The next part of the Quad series. The mighty 405-2 power amplifier. Famed for it's current dumping design.



This amplifier was made around 1984, as some of the RCA transistors are nicely dated.

This amplifier isn't performing too well. It's distorting, and humming slightly.
















The amplifier is nicely laid out, although I'm not too impressed with the safety earthing arrangements. The earth is taken to a point a long way from where the supply is grounded. This can exacerbate ground loop issues. This amp hums, and I also have a friend whose 405 hums quite badly. Could this be the cause?





The ground connections to the speakers are also made separately...










Removal of each amplifier board is made easy by removing the two rubber bungs thoughtfully supplied by Quad, which allow insertion of a long screwdriver to gain access to the lower screws securing each board to the large heatsink at the front. The boards fitted to this amplifier are rev. 7 boards, and are also fitted with voltage limiters, so It's suitable for driving Quad's ESL speakers.







First inspection of the amplifier show some of the Red cased electrolytic capacitors are showing signs of age, looking a bit "sweaty" and having cracked cases.

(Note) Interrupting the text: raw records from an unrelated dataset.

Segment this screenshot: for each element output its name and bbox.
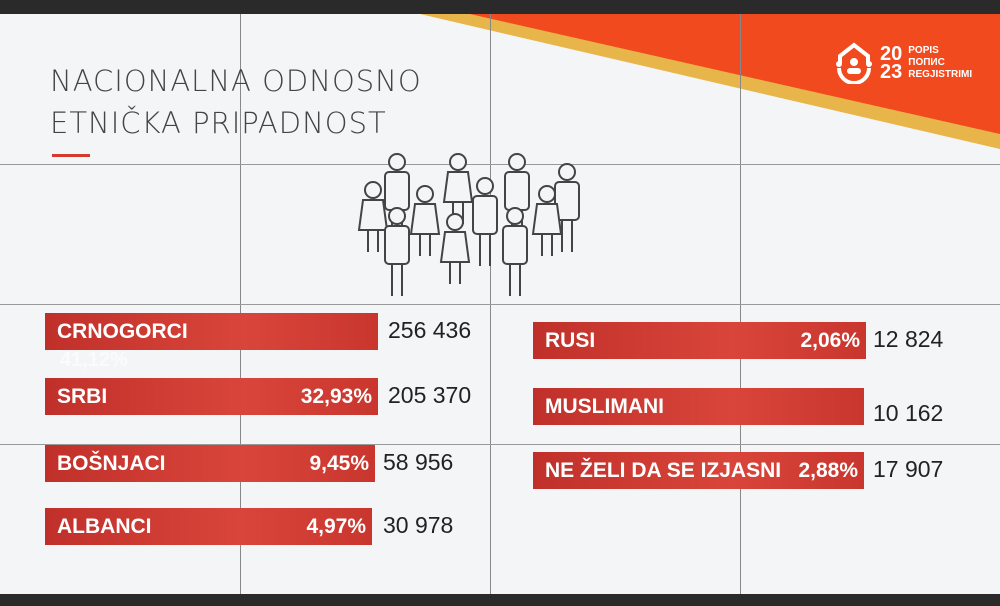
bar-label: RUSI [545, 328, 596, 352]
title-line-1: NACIONALNA ODNOSNO [50, 64, 422, 98]
person-figure [472, 177, 498, 266]
bar-1: SRBI 32,93% [45, 378, 378, 415]
logo-line2: ПОПИС [908, 57, 945, 68]
title-underline [52, 154, 90, 157]
bar-percent: 4,97% [306, 514, 366, 538]
bar-label: MUSLIMANI [545, 394, 664, 418]
bar-4: RUSI 2,06% [533, 322, 866, 359]
people-group-icon [357, 153, 580, 296]
bar-label: SRBI [57, 384, 108, 408]
bar-label: CRNOGORCI [57, 319, 188, 343]
person-figure [357, 181, 389, 252]
person-figure [531, 185, 563, 256]
bar-percent: 2,06% [800, 328, 860, 352]
bar-percent: 32,93% [300, 384, 372, 408]
logo-line3: REGJISTRIMI [908, 69, 973, 80]
house-person-icon [836, 42, 872, 84]
bar-label: NE ŽELI DA SE IZJASNI [545, 458, 782, 482]
count-label: 12 824 [873, 326, 944, 352]
count-label: 10 162 [873, 400, 944, 426]
person-figure [409, 185, 441, 256]
person-figure [384, 207, 410, 296]
popis-logo: 20 23 POPIS ПОПИС REGJISTRIMI [834, 42, 972, 84]
count-label: 30 978 [383, 512, 454, 538]
person-figure [442, 153, 474, 224]
slide: NACIONALNA ODNOSNO ETNIČKA PRIPADNOST 20… [0, 14, 1000, 594]
person-figure [439, 213, 471, 284]
bar-label: BOŠNJACI [57, 451, 166, 475]
bar-5: MUSLIMANI [533, 388, 864, 425]
bar-2: BOŠNJACI 9,45% [45, 445, 375, 482]
count-label: 58 956 [383, 449, 454, 475]
count-label: 17 907 [873, 456, 944, 482]
bar-percent: 2,88% [798, 458, 858, 482]
title-line-2: ETNIČKA PRIPADNOST [50, 106, 387, 140]
bar-0: CRNOGORCI [45, 313, 378, 350]
bar-label: ALBANCI [57, 514, 152, 538]
logo-line1: POPIS [908, 45, 939, 56]
logo-year-top: 20 [880, 43, 903, 65]
count-label: 256 436 [388, 317, 472, 343]
person-figure [502, 207, 528, 296]
crnogorci-percent-faint: 41,12% [60, 349, 128, 371]
logo-year-bottom: 23 [880, 61, 903, 83]
person-figure [554, 163, 580, 252]
bar-percent: 9,45% [309, 451, 369, 475]
bar-3: ALBANCI 4,97% [45, 508, 372, 545]
bar-6: NE ŽELI DA SE IZJASNI 2,88% [533, 452, 864, 489]
count-label: 205 370 [388, 382, 472, 408]
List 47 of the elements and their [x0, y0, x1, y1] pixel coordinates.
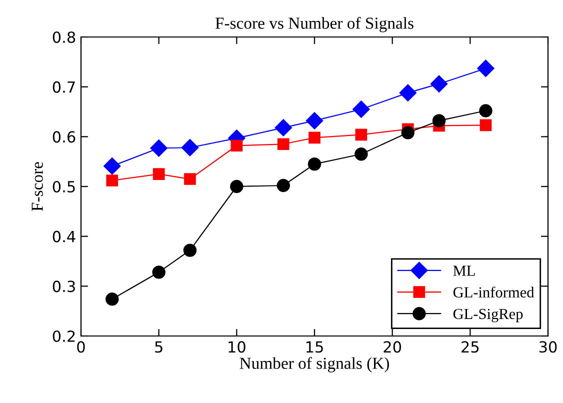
- point: [106, 174, 118, 186]
- y-tick-label: 0.3: [52, 280, 75, 292]
- y-tick-label: 0.4: [52, 230, 76, 242]
- y-axis-title: F-score: [32, 162, 43, 212]
- point: [184, 173, 196, 185]
- point: [181, 139, 199, 156]
- y-tick-label: 0.6: [52, 131, 76, 143]
- x-tick-label: 5: [155, 341, 162, 353]
- x-tick-label: 30: [539, 341, 557, 353]
- point: [183, 244, 197, 257]
- legend-label: GL-SigRep: [453, 308, 523, 322]
- point: [479, 104, 492, 118]
- point: [277, 138, 290, 150]
- legend-label: GL-informed: [453, 286, 534, 298]
- point: [430, 75, 448, 92]
- point: [355, 128, 368, 141]
- point: [150, 140, 168, 157]
- x-tick-label: 0: [77, 341, 85, 353]
- point: [401, 126, 414, 140]
- x-tick-label: 20: [384, 341, 402, 353]
- point: [276, 178, 290, 192]
- point: [352, 100, 370, 118]
- y-tick-label: 0.2: [52, 330, 75, 342]
- x-tick-label: 25: [462, 341, 479, 353]
- point: [308, 132, 320, 144]
- y-tick-label: 0.7: [52, 81, 75, 93]
- point: [306, 112, 324, 130]
- point: [354, 148, 368, 161]
- point: [230, 140, 243, 152]
- point: [477, 60, 494, 77]
- point: [308, 157, 322, 171]
- y-tick-label: 0.8: [52, 31, 76, 44]
- point: [480, 119, 492, 132]
- point: [230, 180, 244, 194]
- point: [104, 158, 121, 175]
- point: [399, 84, 416, 102]
- point: [152, 168, 165, 180]
- point: [106, 292, 119, 306]
- x-axis-title: Number of signals (K): [240, 357, 389, 372]
- point: [432, 114, 446, 128]
- x-tick-label: 10: [228, 341, 246, 353]
- y-tick-label: 0.5: [52, 180, 75, 193]
- chart-title: F-score vs Number of Signals: [215, 16, 414, 32]
- point: [152, 266, 166, 279]
- x-tick-label: 15: [306, 341, 323, 353]
- legend-label: ML: [453, 266, 475, 276]
- point: [274, 119, 292, 136]
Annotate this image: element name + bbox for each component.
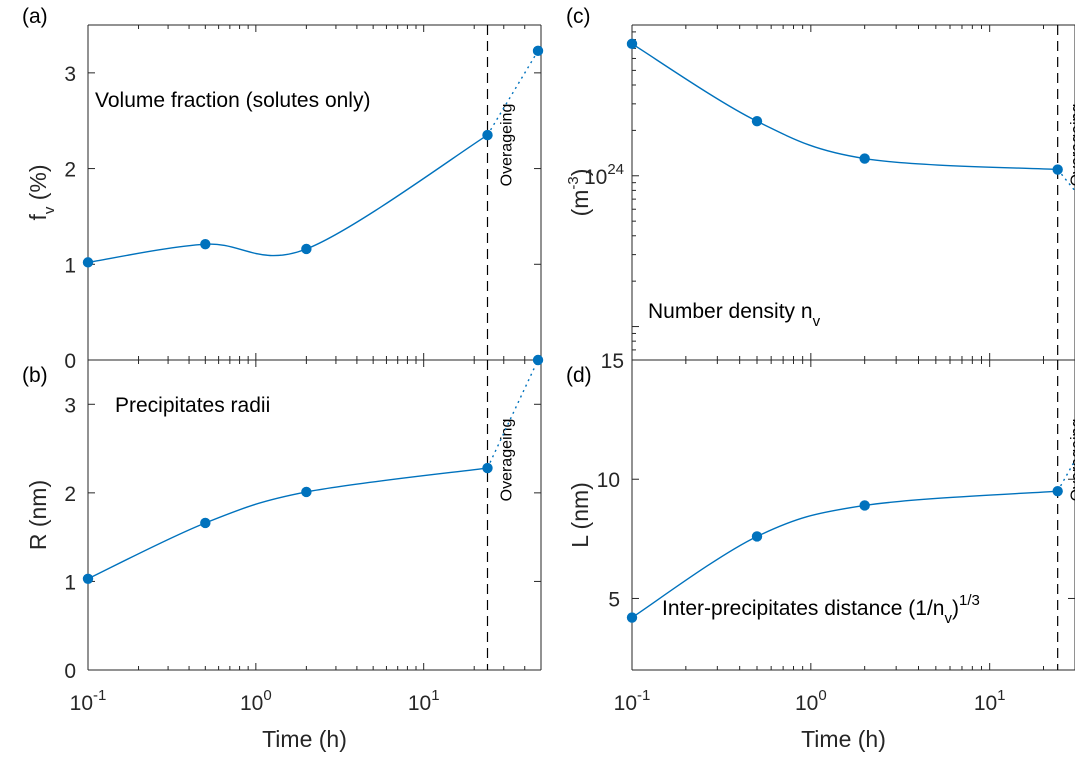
panel-label: (b): [22, 364, 48, 387]
y-tick-label: 1: [64, 571, 76, 594]
series-group: [632, 43, 1075, 192]
panel-b: 10-1 100 101 Time (h) 0 1 2 3 R (nm) (b) Precipita…: [22, 354, 544, 752]
overageing-label: Overageing: [1069, 104, 1075, 187]
y-tick-label: 1024: [584, 161, 624, 189]
series-group: [88, 50, 539, 264]
y-axis-title: (m-3): [565, 169, 593, 217]
x-axis-title: Time (h): [262, 726, 347, 752]
panel-label: (a): [22, 5, 48, 28]
data-point: [751, 116, 763, 127]
panel-annotation: Number density nv: [648, 300, 821, 330]
x-tick-label: 100: [240, 687, 272, 715]
panel-a: 0 1 2 3 fv (%) (a) Volume fraction (solutes on…: [22, 5, 544, 373]
panel-label: (d): [566, 364, 592, 387]
y-tick-label: 2: [64, 159, 76, 182]
x-axis-title: Time (h): [801, 726, 886, 752]
y-tick-label: 0: [64, 660, 76, 683]
data-point: [82, 573, 94, 584]
panel-annotation: Inter-precipitates distance (1/nv)1/3: [662, 592, 980, 627]
series-line: [88, 467, 488, 580]
y-axis-title: fv (%): [25, 164, 58, 220]
data-point: [532, 45, 544, 57]
series-line: [88, 134, 488, 264]
y-tick-label: 10: [597, 469, 620, 492]
series-line: [632, 43, 1058, 171]
data-point: [482, 129, 493, 141]
panel-annotation: Volume fraction (solutes only): [95, 89, 370, 112]
data-point: [532, 354, 544, 366]
series-group: [632, 459, 1075, 619]
y-tick-label: 5: [608, 588, 620, 611]
data-point: [1052, 164, 1063, 175]
y-tick-label: 1: [64, 254, 76, 277]
panel-d: 10-1 100 101 Time (h) 5 10L (nm) (d) Inter-prec…: [566, 359, 1075, 752]
y-tick-label: 2: [64, 483, 76, 506]
y-tick-label-bottom: 15: [601, 350, 624, 373]
data-point: [301, 243, 312, 255]
data-point: [200, 517, 211, 529]
x-tick-label: 10-1: [614, 687, 651, 715]
y-tick-label: 0: [64, 350, 76, 373]
data-point: [626, 612, 638, 623]
data-point: [200, 238, 211, 250]
overageing-label: Overageing: [498, 104, 515, 187]
x-tick-label: 101: [974, 687, 1006, 715]
data-point: [626, 38, 638, 50]
extrapolation-line: [486, 360, 539, 469]
y-tick-label: 3: [64, 63, 76, 86]
extrapolation-line: [486, 50, 539, 136]
y-tick-label: 3: [64, 394, 76, 417]
data-point: [859, 500, 870, 511]
y-axis-title: L (nm): [567, 482, 593, 548]
extrapolation-line: [1057, 459, 1075, 492]
panel-label: (c): [566, 5, 591, 28]
data-point: [482, 462, 493, 474]
series-group: [88, 360, 539, 580]
x-tick-label: 101: [408, 687, 440, 715]
data-point: [751, 531, 763, 542]
overageing-label: Overageing: [498, 419, 515, 502]
data-point: [82, 257, 94, 268]
x-tick-label: 100: [795, 687, 827, 715]
x-tick-label: 10-1: [70, 687, 107, 715]
data-point: [301, 486, 312, 498]
data-point: [1052, 485, 1063, 497]
overageing-label: Overageing: [1069, 419, 1075, 502]
series-line: [632, 490, 1058, 619]
data-point: [859, 153, 870, 164]
panel-c: 1024 15 (m-3) (c) Number density nv Overagein…: [565, 5, 1075, 373]
y-axis-title: R (nm): [25, 480, 51, 550]
panel-annotation: Precipitates radii: [115, 394, 270, 417]
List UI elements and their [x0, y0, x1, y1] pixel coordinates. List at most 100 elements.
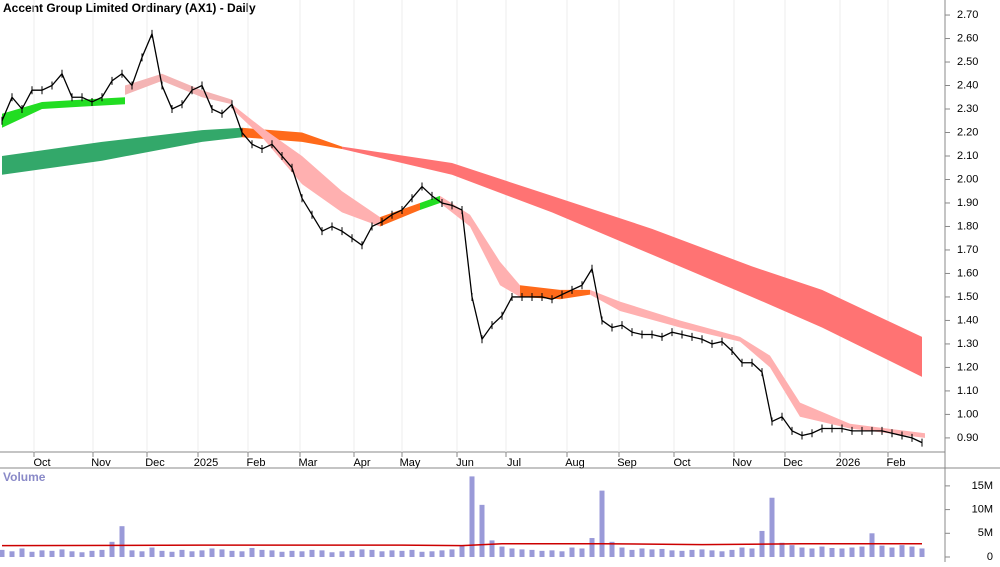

Two of the caps in my amp (C17 & C2) are bi-polar, which is a pain. C2 can be replaced by a conventional electrolytic, with the positive side to ground, but C17 must remain bi-polar... which is a pain , because they're awful and I don't stock any!









Low-and-behold, C5, a 6.3V Electrolytic is leaking and has turned the pin green!

Both of the large 10,000uF capacitors test like new, so they can stay.
















I decided, in an effort to mitigate any ground-loop issues, to ground the speakers and the mains safety earth back to the same point.








So after a blanket change of the capacitors, the amplifier powers up, and tests very well, with no adverse behaviour, and there's certainly no perceivable hum! All the unpleasant distortion has gone :)

There are quite a few websites detailing modifications to this amplifier, in particular Keith Snook's site (here), I did think about implementing some of these modifications, but I'm rather taken with it in stock form, so it will stay like that!